Willi Willi zieria
- Conservation status: Endangered (EPBC Act)

Scientific classification
- Kingdom: Plantae
- Clade: Tracheophytes
- Clade: Angiosperms
- Clade: Eudicots
- Clade: Rosids
- Order: Sapindales
- Family: Rutaceae
- Genus: Zieria
- Species: Z. lasiocaulis
- Binomial name: Zieria lasiocaulis J.A.Armstr.

= Zieria lasiocaulis =

- Genus: Zieria
- Species: lasiocaulis
- Authority: J.A.Armstr.
- Conservation status: EN

Species of flowering plant

Zieria lasiocaulis, commonly known as Willi Willi zieria, is a rare species of flowering plant in the citrus family Rutaceae and is endemic to New South Wales. It is a tall shrub or small tree with three-part leaves and inconspicuous white flowers, found only at high altitudes in areas with a high rainfall.

==Description==
Zieria lasiocaulis is a tall shrub or small tree which grows to a height of 6 m and has branches which are dotted with oil glands and which are strongly scented when bruised. Younger branches are covered with fine hairs. The leaves are composed of three leaflets with the central one elliptic to lance-shaped with the narrower end towards the base, 40-60 mm long and 15-22 mm wide with a petiole 17-21 mm long. The leaves are more or less glabrous but strongly scented when crushed. The flowers are usually arranged in large groups, the groups shorter than the leaves. The sepals are triangular, about 1 mm long and the four petals are white, about 4 mm long, overlap at their bases and are covered with soft hairs. Flowering occurs from late autumn to spring and the fruits which follow in summer are glabrous and dotted with oil glands.

==Taxonomy and naming==
Zieria lasiocaulis was first formally described in 2002 by Jim Armstrong and the description was published in Australian Systematic Botany from a specimen collected on Mount Banda Banda. According to Armstrong, the specific epithet (lasiocaulis) is derived from Greek lasio meaning "hairy" and caulis, meaning "stem", referring to the long, simple hairs on the younger branches. The ancient Greek word for "hairy" is lasios (λάσιος) and the word for "stem" is kaulos (καυλός). Caulis is the Latin word for "stem".

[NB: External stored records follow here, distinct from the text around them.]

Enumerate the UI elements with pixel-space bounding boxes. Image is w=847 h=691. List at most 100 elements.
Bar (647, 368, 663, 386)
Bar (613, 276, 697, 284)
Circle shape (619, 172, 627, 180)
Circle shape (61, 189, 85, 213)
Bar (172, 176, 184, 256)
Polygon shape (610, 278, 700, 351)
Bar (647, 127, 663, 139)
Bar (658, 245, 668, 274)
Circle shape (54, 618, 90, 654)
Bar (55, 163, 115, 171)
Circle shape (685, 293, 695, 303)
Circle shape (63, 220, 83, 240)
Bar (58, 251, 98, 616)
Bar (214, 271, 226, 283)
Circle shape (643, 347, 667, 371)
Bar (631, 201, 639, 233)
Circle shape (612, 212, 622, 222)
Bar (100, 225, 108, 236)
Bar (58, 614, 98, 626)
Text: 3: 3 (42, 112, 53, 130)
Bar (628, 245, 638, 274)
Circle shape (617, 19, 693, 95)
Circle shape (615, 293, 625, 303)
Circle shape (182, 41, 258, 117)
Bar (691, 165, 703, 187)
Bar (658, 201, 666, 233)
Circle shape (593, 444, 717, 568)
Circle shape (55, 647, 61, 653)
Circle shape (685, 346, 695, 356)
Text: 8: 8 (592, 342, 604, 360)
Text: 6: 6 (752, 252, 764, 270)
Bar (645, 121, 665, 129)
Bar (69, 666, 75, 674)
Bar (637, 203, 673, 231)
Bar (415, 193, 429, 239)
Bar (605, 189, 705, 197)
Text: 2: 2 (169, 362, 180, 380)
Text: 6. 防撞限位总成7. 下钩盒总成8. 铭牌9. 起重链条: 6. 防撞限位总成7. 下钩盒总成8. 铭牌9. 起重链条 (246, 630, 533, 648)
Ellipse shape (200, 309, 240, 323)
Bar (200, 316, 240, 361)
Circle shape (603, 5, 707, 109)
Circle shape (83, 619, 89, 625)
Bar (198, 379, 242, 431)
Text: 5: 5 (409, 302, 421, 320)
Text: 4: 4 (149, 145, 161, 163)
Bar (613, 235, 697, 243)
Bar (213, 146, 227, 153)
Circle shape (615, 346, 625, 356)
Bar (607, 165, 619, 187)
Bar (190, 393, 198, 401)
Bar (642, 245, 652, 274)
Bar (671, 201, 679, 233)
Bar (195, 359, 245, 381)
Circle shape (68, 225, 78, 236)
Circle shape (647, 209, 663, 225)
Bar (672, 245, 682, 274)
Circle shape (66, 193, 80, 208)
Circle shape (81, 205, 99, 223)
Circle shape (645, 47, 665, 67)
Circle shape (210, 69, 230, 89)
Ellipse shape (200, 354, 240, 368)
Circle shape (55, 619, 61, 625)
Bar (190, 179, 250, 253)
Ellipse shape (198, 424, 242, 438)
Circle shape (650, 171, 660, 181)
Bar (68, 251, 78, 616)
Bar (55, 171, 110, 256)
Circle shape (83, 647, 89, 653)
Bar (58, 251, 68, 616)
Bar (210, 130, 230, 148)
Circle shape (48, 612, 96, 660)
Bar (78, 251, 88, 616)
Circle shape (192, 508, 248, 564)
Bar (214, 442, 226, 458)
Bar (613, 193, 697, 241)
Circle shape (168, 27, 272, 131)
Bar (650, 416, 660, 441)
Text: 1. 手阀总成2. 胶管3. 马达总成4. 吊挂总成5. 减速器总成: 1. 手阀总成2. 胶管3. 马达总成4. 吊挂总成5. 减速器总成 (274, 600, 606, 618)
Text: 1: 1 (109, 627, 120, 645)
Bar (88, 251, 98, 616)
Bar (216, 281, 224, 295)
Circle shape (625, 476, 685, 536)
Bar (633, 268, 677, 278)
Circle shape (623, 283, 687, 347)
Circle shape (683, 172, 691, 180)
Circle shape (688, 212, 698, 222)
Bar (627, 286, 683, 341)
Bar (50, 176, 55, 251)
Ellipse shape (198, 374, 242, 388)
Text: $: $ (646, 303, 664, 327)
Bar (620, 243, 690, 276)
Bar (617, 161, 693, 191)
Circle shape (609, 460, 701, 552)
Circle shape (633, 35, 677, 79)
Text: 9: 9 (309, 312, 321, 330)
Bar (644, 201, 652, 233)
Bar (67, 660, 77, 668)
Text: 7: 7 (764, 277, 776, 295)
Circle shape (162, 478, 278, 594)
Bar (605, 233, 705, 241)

==Distribution and habitat==
Willi Willi zieria grows on rocky cliffs and on rainforest margins in the Willi Willi National Park, Werrikimbe National Park and New England National Park.

==Conservation==
This zieria is classified as "endangered" under the New South Wales Threatened Species Conservation Act and the Commonwealth Government Environment Protection and Biodiversity Conservation Act 1999 (EPBC) Act. The main threat to the species is inappropriate fire regimes.